Another lesson is the definition of what is qualified is something each oil company has its own definition of. This is complicated when developing technolohy, as it is not known to what standard components should be tested against. Everybody understands that it is not possible to test each component according to each oil companies “standard”. In the SPC the process of harmonizing the four companies views on this issue has been very challenging and the result is very promising. One critical issue has been in the reliability of each component and system. Traditionally systems have a high failure rate the first few months before it stabilize at a low level before it increases again with ageing. In SPC we have made qualification, test and Quality Assurance procedures to make sure that with 98% certainty there will be no critical failures the first 2 years of operation (Maintenance Free Operating Periods). This is a new way of handling risk. Another aspect in the cooperation is how do two competitors like ABB & AkerKværner work in order to develop new technology. This part has worked very well. Once it is established what each company is responsible for and what should be done 100% jointly (like sand management), cooperation runs smoothly. There where some natural skepticism in the beginning when everybody is careful not giving information about core technology, but once trust was won, true cooperation spirit was achieved. Another pre requisite for the SPC cooperation was that all parties agreed to that the technology should belong to the industry and not be part owned by the oil companies. This applies for technology where ABB & AkerKværner already had established the fundamental technology which new solutions are based on.

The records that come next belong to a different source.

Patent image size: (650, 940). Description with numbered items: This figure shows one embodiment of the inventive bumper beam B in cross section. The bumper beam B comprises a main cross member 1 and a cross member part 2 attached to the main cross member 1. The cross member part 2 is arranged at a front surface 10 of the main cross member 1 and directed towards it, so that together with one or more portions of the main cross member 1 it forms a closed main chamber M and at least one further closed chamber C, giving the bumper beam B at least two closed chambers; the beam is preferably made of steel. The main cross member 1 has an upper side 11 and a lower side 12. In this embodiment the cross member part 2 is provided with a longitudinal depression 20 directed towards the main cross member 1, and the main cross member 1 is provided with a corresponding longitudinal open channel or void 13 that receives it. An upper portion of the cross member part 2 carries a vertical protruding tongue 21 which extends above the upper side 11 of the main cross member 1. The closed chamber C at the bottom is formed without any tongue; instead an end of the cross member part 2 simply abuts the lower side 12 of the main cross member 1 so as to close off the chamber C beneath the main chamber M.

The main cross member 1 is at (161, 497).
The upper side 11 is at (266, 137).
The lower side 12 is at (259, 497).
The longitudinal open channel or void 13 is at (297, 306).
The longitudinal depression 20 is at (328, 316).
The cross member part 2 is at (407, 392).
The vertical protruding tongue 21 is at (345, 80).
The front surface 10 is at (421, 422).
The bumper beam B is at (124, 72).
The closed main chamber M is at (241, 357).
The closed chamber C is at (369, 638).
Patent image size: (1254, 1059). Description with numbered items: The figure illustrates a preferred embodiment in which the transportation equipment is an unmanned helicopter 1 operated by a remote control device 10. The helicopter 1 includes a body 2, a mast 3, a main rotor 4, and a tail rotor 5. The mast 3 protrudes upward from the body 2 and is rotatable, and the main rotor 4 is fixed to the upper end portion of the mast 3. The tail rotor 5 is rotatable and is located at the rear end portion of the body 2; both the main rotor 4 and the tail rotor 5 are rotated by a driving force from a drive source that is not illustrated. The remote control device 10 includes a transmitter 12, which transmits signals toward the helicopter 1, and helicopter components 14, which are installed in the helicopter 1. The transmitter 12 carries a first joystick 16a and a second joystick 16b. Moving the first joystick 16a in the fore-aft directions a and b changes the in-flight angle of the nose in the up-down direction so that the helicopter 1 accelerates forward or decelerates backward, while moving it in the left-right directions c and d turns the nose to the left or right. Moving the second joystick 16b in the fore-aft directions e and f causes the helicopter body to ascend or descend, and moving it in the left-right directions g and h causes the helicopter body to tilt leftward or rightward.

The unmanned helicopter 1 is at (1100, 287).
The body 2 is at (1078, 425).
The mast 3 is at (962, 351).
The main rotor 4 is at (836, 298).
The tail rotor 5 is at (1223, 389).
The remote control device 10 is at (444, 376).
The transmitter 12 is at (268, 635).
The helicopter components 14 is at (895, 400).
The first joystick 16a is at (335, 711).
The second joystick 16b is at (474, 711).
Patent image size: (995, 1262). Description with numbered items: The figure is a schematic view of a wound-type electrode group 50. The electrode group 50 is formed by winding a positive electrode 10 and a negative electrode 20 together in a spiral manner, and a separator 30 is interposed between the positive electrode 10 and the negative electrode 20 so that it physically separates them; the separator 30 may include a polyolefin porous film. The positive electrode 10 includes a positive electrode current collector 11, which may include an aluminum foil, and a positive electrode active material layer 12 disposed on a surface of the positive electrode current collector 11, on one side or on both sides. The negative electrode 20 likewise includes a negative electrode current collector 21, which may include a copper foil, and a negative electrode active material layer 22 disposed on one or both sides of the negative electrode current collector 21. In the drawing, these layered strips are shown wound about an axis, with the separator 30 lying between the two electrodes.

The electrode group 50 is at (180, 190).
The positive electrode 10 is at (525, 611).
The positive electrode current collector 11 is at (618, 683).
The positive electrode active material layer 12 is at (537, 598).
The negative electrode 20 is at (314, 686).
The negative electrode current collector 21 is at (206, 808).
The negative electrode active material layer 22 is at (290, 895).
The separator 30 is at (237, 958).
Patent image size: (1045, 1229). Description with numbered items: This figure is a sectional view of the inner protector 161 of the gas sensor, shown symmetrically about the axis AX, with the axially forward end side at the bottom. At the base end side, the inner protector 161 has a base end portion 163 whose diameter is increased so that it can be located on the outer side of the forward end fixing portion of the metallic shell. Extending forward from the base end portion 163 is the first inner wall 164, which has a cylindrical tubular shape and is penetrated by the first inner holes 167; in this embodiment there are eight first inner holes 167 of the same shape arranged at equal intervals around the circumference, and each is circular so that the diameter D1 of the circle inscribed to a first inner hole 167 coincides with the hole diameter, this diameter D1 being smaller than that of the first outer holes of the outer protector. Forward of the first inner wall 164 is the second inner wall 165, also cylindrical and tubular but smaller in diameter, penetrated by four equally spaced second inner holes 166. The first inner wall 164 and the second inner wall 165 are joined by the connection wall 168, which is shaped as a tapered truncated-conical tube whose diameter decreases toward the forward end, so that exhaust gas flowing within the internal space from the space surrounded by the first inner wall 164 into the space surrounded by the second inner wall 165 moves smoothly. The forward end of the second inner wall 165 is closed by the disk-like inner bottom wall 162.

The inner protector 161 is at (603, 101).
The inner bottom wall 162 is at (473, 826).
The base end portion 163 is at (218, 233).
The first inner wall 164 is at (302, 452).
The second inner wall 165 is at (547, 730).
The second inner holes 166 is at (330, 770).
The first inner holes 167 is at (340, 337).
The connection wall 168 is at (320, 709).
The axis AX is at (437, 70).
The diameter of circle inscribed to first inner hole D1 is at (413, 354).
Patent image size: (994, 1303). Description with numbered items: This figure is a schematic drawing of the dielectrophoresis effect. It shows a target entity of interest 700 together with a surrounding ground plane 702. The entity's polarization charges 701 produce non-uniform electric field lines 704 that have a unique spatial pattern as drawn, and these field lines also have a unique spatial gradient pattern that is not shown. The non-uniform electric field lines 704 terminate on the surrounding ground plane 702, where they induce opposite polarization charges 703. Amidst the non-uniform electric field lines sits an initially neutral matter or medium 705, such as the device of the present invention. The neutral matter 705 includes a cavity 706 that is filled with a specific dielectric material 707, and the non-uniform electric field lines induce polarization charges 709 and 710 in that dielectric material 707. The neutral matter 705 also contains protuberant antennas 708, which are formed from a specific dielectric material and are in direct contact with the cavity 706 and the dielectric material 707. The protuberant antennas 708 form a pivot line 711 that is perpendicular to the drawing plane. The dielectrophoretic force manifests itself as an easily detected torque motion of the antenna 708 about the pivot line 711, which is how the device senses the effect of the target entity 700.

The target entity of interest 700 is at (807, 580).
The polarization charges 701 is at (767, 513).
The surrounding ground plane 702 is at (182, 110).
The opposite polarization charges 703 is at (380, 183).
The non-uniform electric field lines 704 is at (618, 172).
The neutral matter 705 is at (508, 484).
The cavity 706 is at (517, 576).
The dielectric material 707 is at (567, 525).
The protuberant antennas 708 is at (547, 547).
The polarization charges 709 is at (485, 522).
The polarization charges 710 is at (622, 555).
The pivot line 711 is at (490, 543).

Research has been done in the field of how long time products take from an idea to commercial success in different industries. Results from this shows that the oil & gas market is among the slower to adopt new technology. There are several reasons to this. The most important is probably a very conservative industry. On the other hand this puts higher demand on the supplier industry to focus R&D activity products that easily can demonstrate economic benefits for the operators. In this area both oil companies and supplier industry should work closer. The SPC collaboration is an example of market driven technology development to be followed by others when high innovation level is required and no part is very dominant technology wise. Its success (from all parties perspective) depends on that deliveries takes place. This is planned for in 2007. Several new components are under development and will enhance the functionally of subsea processing on different applications.